Hal tersebut disampaikan BHS saat bertemu para pengemudi transportasi di Sidoarjo dalam rangka memperingati HUT ke-81 Kemerdekaan RI, Minggu (16/8/2026).
BHS mengatakan aktivitas pengemudi transportasi tidak hanya berkaitan dengan mengantar penumpang, tetapi juga mendukung mobilitas barang dan distribusi logistik.
“Mereka yang menggerakkan ekonomi, baik distribusi logistik maupun penumpang dari satu titik ke titik yang lain di wilayah Kabupaten Sidoarjo. Ini sangat dibutuhkan oleh masyarakat,” ujarnya.
Menurut BHS, apabila pengemudi bemo dapat masuk dalam kelompok UMKM, mereka berpeluang memperoleh berbagai program pemberdayaan, termasuk akses pembiayaan untuk kebutuhan usaha dan operasional.
Ia menilai kebijakan tersebut dapat membantu pengemudi mempertahankan usaha sekaligus meningkatkan kesejahteraan keluarga.
BHS akan membawa aspirasi tersebut kepada Menteri UMKM agar pengemudi bemo dan angkutan sejenis dapat memperoleh kesempatan yang lebih luas dalam program pemberdayaan.
Sementara itu, pengemudi ojol, Kasdar, mengapresiasi perhatian BHS terhadap para pengemudi transportasi di Sidoarjo.

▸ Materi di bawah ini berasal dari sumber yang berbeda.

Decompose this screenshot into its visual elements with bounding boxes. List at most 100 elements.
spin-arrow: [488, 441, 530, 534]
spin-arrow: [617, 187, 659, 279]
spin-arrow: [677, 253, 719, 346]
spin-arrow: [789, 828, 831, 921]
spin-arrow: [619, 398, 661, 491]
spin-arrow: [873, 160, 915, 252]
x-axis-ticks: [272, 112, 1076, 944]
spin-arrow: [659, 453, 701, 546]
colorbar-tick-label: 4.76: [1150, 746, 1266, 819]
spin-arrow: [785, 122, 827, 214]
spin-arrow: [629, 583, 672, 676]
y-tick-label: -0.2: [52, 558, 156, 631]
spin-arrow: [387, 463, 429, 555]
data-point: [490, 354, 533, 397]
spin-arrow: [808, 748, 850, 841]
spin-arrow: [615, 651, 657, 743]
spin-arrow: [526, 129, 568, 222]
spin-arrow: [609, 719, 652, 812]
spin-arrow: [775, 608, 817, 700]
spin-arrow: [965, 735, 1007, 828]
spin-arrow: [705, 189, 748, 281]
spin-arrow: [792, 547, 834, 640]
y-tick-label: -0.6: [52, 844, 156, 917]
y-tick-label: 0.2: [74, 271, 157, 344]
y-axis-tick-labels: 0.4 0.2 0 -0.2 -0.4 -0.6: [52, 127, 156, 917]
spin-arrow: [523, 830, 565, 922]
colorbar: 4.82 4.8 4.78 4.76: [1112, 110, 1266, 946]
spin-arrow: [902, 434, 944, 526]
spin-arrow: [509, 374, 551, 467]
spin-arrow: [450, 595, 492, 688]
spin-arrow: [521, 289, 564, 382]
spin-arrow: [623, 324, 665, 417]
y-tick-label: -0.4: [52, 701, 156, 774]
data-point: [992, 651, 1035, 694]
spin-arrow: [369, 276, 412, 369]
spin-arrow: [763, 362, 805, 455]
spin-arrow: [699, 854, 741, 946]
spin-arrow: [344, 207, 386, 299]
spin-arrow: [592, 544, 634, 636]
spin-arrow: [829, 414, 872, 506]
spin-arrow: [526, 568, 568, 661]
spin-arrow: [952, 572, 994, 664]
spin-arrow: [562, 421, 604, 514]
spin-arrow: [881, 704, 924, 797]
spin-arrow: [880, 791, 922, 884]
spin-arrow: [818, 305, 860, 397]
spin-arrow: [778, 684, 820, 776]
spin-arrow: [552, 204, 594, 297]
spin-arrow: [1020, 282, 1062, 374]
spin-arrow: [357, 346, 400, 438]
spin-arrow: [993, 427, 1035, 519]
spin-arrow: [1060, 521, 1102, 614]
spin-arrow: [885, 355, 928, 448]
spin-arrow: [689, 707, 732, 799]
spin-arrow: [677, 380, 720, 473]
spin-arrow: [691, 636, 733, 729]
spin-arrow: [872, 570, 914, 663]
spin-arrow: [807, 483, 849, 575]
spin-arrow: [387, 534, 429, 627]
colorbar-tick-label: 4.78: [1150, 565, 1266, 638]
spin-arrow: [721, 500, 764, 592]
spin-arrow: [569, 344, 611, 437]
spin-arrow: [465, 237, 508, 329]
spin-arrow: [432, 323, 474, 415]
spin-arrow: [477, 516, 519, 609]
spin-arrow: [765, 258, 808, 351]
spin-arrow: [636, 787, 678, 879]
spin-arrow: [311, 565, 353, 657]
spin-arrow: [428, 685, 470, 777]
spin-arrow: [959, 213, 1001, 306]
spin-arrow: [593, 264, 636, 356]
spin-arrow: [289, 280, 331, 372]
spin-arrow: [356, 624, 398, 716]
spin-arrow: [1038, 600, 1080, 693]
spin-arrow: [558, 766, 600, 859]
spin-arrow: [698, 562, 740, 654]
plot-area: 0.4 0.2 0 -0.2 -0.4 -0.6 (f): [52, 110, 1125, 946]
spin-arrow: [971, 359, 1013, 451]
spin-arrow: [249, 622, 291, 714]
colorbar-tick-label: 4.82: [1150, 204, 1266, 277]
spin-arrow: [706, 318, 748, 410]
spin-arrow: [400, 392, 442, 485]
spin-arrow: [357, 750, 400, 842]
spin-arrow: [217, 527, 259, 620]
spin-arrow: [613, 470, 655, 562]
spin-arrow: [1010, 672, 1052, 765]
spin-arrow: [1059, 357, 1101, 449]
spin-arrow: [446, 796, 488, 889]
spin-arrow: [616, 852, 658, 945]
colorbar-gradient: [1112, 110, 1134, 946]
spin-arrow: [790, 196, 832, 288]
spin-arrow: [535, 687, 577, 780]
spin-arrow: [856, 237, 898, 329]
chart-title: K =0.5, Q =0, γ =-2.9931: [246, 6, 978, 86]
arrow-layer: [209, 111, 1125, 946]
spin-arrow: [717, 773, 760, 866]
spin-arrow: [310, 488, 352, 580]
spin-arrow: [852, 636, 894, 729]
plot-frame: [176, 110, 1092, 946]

“Terima kasih banyak untuk Bapak BHS sudah peduli sama kami,” kata Kasdar.
BHS berharap penguatan sektor transportasi kecil melalui pemberdayaan UMKM dapat dilakukan secara lebih luas sehingga bemo, becak, ojol, dan angkutan umum lainnya tidak hanya menjadi bagian dari sistem transportasi, tetapi juga semakin kuat sebagai penggerak ekonomi masyarakat.